“Well, sir, you will oblige me if you will step out a moment.”

“I tell you, sir, I have no secrets from my wife. What is your business?”

“You really, sir——“

“What do you mean, sir? I insist upon your telling me immediately what brings you here. And if you do not, I will kick you into the street.”

Mr. Delmar uttered these words in a tone which alarmed his visitor, who, perhaps, apprehended the fulfilment of the threat which his delicacy had elicited; but, summoning his courage, he advanced towards the desk and took from his pocket a paper, which he handed in silence to the astonished and indignant husband.

It was a summons to show cause why he should not maintain a female child which one Selina Wilkins, chambermaid at the Griffin’s Head Hotel (an excellent hostelry, well known to commercial travellers on the midland road who call at the town of ——), was the mother of.

Mr.
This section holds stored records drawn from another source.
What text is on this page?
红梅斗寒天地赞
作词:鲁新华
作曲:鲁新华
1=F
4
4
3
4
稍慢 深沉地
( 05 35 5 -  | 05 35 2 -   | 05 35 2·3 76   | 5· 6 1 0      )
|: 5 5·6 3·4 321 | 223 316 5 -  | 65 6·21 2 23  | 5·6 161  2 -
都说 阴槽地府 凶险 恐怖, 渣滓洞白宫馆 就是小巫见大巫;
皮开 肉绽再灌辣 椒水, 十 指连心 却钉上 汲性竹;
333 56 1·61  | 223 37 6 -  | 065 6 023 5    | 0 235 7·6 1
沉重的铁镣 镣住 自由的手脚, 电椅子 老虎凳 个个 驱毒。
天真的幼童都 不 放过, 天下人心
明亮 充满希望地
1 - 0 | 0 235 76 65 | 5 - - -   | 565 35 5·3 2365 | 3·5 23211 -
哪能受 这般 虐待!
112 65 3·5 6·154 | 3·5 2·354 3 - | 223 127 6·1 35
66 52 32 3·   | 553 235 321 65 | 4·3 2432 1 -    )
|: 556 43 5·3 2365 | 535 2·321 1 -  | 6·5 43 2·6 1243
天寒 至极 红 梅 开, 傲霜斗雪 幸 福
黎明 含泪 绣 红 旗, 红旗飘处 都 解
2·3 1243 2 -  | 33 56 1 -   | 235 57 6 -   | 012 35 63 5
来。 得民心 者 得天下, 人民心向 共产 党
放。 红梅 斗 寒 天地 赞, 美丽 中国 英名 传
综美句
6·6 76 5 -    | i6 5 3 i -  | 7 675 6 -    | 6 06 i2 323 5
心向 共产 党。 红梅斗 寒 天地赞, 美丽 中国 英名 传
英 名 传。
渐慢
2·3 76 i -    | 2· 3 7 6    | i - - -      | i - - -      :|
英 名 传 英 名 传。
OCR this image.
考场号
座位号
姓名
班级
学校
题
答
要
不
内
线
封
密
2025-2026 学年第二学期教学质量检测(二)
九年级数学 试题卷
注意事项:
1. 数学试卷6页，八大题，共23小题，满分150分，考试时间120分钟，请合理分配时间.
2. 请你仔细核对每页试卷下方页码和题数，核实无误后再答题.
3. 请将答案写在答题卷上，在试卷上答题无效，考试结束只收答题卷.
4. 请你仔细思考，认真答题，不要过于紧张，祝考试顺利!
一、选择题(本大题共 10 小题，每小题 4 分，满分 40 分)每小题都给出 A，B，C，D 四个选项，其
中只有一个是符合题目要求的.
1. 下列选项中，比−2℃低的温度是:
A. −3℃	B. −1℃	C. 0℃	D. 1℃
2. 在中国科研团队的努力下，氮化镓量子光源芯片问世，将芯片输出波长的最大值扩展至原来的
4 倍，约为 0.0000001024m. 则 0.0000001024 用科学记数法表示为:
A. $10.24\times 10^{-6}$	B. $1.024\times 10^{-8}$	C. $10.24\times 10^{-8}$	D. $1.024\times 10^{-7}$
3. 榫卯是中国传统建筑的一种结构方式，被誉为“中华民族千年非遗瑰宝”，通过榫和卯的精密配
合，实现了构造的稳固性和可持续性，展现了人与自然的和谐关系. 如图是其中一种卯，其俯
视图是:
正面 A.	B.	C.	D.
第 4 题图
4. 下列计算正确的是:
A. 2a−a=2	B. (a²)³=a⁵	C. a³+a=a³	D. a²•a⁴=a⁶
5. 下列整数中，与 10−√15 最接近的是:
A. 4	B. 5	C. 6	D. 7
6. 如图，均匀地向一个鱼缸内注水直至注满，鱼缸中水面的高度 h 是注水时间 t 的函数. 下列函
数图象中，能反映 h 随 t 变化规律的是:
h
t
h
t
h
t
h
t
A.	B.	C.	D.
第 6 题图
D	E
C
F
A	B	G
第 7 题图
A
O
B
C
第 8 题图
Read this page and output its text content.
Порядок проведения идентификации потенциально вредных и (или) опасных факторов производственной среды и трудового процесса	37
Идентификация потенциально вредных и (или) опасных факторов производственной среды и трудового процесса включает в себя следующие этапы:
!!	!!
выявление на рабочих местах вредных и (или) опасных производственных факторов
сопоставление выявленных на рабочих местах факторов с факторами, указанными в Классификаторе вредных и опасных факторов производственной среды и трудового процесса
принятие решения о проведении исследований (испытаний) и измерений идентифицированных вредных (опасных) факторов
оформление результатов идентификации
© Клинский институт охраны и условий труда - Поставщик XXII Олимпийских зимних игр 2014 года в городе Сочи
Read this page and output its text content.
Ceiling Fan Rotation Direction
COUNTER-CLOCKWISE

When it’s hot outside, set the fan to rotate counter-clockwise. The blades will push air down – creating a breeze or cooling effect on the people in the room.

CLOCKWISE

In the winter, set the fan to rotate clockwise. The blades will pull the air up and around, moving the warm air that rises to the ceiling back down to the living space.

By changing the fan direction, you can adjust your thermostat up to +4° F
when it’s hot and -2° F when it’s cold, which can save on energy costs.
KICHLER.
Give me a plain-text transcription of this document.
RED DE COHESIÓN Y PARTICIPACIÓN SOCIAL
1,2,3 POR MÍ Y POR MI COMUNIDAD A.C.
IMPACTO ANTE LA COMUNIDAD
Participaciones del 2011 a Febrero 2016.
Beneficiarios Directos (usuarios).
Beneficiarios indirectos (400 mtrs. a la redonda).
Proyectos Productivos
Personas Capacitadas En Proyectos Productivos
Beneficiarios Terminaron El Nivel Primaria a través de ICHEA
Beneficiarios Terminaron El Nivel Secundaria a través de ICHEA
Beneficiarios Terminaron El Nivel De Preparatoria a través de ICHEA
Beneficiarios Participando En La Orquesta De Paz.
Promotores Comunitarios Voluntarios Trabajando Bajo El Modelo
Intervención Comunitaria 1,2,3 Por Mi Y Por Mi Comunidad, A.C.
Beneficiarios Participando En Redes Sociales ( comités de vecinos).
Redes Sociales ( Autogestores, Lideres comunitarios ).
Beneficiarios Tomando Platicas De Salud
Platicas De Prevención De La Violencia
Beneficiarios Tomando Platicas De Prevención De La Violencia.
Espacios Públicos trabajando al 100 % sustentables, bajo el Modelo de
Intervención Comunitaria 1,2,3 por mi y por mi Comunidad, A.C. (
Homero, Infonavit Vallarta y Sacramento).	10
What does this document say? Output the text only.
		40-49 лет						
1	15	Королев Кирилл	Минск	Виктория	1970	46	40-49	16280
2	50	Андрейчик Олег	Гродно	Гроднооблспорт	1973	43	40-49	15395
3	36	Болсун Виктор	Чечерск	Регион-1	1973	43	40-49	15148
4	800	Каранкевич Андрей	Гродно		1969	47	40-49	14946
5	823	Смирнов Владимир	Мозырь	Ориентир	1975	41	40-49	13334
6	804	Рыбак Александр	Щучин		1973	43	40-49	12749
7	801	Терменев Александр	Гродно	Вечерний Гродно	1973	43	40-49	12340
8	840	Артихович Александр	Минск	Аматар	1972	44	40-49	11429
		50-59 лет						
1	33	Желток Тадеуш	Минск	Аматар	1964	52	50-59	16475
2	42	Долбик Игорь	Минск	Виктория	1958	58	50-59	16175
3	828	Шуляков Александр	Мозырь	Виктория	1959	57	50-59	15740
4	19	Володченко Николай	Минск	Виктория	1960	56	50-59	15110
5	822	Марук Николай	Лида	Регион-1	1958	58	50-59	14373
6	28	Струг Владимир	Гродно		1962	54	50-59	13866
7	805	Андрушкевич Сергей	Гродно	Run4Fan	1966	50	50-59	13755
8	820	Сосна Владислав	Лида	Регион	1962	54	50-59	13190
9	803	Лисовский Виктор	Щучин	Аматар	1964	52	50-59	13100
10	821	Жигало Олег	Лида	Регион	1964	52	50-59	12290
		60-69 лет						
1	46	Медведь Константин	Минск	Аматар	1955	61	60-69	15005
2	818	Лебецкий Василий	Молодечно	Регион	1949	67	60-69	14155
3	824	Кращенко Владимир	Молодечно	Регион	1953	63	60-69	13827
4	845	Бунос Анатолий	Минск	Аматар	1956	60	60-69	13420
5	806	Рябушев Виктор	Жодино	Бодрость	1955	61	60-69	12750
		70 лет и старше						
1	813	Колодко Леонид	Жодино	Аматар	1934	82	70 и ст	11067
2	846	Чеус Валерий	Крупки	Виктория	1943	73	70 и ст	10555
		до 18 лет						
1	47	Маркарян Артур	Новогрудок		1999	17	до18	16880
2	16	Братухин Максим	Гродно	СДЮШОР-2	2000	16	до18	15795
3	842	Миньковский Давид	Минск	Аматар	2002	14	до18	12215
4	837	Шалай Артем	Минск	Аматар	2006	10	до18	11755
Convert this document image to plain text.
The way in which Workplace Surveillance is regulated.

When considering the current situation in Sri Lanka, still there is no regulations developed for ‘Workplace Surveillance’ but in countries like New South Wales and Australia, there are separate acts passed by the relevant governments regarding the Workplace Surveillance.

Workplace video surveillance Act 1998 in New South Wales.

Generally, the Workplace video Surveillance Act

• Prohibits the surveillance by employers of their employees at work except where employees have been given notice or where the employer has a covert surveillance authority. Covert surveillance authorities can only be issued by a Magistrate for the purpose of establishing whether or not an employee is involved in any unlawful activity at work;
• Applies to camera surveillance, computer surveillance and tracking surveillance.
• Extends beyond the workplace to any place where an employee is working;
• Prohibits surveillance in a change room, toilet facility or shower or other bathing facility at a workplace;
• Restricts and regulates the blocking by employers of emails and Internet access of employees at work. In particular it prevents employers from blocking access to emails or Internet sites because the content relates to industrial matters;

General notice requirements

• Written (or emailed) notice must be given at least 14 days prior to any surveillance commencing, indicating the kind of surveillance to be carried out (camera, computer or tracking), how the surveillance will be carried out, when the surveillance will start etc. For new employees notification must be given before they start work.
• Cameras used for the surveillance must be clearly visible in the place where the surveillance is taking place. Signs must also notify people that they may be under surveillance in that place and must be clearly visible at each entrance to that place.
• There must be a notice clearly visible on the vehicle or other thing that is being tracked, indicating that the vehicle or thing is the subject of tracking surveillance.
Delmar was a man who had seen much of the world, although he had, happily for himself, not known many of its vicissitudes, or its wickednesses and perils. His knowledge and experience were, however, at fault on the present occasion. During two or three minutes of perfect silence, in which the three persons glanced at one another alternately, Mr. Delmar was a prey to conflicting emotions and cross purposes. At first he was disposed, without warning, to enforce the threat he had not long ago made, and punish the agent of the infamous practical joke now being practised at his expense, as he conceived it, by inflicting upon him an ignominious and severe chastisement. Next, he trembled before a vague apprehension that some foul conspiracy might have been devised for the ruin of his own and his family’s domestic peace. The inquiry passed through his mind. Had he acted prudently in compelling the disguised officer to serve the process in the presence of Mrs. Delmar? Should he treat the messenger who brought this scandalous official libel with civility? Should he take him into confidence? What, indeed, should he do?

Within the brief space of three minutes he had many times doubted whether, after all, it was a prudent thing for a man of business, and a man of the world, to let his wife know all his secrets. At last he resolved to pursue in this emergency that frankness and uprightness towards his wife, which had been the source of so much comfort to them both in those various emergencies which even the serene life of a prosperous London tradesman occasionally encounters.

The wife had looked on the previous scene in amazement and fear. The changing hues of her husband’s countenance, the twitching of the muscles in his face, the spasmodic movement of his limbs, under suppressed rage, disgust, and dread, told her that the document she had seen handed to him was the premonitory note of something very dreadful. If she had not so well and thoroughly known the rectitude and honourableness of the father of her children, she might have jumped to the conclusion, in her bewilderment, that he had committed forgery, or murdered some one, and that the summons was a warrant for his apprehension on a charge that might have consigned him to Portland or led him to the gallows.

The officer was the first to break silence.